The koala, as does a wombat, has a quite low metabolic rate, and as a result it remains motionless for most hours of the day.  It sleeps most of that time, as the stomach and intestines slowly do their work of extracting what little protein there is from the eucalypt leaves to give it the energy it needs to survive.  That being said the koala is capable of quite fast aggressive action if sufficiently roused and can be quite quick in scampering along the ground between trees when it is most vulnerable to attack.  They can also be aggressive between each other at times but this is usually short lived.

Feed times

They feed at any time of the day and night for about three of their active five hours whilst awake.  During this time they eat approximately 500g of eucalypt leaves which they chew to an extremely fine paste prior to swallowing.  Its liver then goes about its work deactivating the toxic compounds while the large intestine, which is greatly enlarged, extracts the most nutrients it can from the extremely poor quality diet. 

Most of this breaking down work is done through the process of bacterial fermentation.  The ability to digest in this manner is what is passed down by the mother during the weaning process when the young joey first starts leaving the pouch to feed on the mothers ‘pap’.

Leaf varieties

A koala can digest a wide range of eucalypt leaves, even the leaves of some other plant species, such as; wattle, myrtle, tea tree, melaleuca and paperbark.  Its preferences even change from one area to another, as in the south the Swamp Gum, Blue Gum and Manna Gum is the taste of preference, whereas in the north they prefer Tallowwood and Grey Gum.  Along the great Australian inland river systems and even into their seasonal swamp land koalas can be found enjoying the leaves of the Red Gum, right out into the most arid of outback regions.

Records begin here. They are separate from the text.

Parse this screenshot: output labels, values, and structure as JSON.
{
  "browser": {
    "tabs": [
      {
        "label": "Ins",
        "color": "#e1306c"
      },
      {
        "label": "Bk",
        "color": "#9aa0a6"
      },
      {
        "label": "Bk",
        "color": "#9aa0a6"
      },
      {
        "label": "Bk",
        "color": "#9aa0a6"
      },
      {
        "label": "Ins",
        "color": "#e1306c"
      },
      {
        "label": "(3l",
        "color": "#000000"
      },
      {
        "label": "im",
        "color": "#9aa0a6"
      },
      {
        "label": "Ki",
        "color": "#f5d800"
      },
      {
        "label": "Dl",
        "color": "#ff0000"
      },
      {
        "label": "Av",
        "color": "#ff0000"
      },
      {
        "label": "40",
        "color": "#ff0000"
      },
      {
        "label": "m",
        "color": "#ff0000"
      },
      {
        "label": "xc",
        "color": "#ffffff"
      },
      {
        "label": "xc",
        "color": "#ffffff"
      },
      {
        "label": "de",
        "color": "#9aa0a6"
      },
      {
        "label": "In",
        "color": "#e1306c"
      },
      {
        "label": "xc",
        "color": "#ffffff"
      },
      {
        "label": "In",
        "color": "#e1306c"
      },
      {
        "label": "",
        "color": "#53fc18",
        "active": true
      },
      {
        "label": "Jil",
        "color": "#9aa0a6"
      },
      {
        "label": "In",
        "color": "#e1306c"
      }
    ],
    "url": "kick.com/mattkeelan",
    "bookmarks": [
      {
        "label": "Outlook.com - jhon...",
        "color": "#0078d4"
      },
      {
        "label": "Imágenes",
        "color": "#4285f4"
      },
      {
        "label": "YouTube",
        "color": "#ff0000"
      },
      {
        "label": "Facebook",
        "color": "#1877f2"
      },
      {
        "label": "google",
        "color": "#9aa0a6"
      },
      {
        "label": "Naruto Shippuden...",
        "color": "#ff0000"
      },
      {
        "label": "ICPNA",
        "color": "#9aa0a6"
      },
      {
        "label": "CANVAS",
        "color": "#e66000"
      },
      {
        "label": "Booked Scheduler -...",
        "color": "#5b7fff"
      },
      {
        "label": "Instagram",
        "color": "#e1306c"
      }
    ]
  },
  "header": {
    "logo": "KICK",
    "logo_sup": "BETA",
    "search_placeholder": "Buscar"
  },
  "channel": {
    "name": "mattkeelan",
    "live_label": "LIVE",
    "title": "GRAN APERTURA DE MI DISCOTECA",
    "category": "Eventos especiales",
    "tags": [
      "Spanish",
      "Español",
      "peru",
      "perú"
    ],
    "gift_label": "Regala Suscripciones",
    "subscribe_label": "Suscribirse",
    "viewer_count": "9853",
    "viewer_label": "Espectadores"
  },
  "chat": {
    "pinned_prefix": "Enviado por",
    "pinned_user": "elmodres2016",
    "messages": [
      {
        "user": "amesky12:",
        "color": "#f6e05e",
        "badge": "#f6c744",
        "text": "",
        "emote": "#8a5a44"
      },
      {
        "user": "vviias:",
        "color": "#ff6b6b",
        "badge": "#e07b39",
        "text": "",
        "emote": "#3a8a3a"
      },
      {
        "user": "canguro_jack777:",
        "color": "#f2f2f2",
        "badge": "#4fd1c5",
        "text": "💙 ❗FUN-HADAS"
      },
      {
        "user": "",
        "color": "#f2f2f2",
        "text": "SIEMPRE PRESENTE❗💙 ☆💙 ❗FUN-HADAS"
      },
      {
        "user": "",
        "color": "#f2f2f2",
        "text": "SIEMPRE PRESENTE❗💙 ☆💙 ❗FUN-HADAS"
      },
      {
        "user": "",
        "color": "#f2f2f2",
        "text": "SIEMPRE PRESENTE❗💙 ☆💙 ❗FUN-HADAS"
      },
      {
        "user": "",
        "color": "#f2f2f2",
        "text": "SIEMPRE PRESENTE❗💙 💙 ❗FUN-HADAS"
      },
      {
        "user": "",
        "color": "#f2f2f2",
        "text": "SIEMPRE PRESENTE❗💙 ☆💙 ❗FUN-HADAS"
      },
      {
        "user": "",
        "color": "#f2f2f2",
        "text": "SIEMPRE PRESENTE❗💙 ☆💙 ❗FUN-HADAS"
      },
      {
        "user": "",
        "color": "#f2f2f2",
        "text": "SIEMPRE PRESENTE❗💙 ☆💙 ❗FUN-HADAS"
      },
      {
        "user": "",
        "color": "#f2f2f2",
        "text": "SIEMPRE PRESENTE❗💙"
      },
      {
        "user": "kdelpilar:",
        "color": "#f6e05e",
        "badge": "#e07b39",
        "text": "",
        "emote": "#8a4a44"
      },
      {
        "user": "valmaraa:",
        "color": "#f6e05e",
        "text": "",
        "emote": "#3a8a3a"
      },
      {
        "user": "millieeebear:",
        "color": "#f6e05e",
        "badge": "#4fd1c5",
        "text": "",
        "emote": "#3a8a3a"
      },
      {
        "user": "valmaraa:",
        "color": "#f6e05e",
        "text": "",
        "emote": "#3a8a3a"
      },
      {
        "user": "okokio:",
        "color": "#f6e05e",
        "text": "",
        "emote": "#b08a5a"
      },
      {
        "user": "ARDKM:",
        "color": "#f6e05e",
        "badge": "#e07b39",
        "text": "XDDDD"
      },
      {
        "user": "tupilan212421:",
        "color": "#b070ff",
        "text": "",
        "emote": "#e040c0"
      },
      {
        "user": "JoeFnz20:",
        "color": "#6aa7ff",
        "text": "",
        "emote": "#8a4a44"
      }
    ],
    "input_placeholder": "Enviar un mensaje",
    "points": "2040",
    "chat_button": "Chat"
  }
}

There is a total of 680 different species of eucalypt that the koala can eat and it seems they remain strongly in favour of larger trees but put off with trees having leaves with too high a concentration of formylated phloroglucinol (PSM) compounds or too low a concentration of nitrogen.  It therefore appears that the koalas diet is strongly influenced by plant chemistry which seriously limits its food availability, which in turn increasingly limits its population growth potential as our forests decline through increased farming and harvesting practices.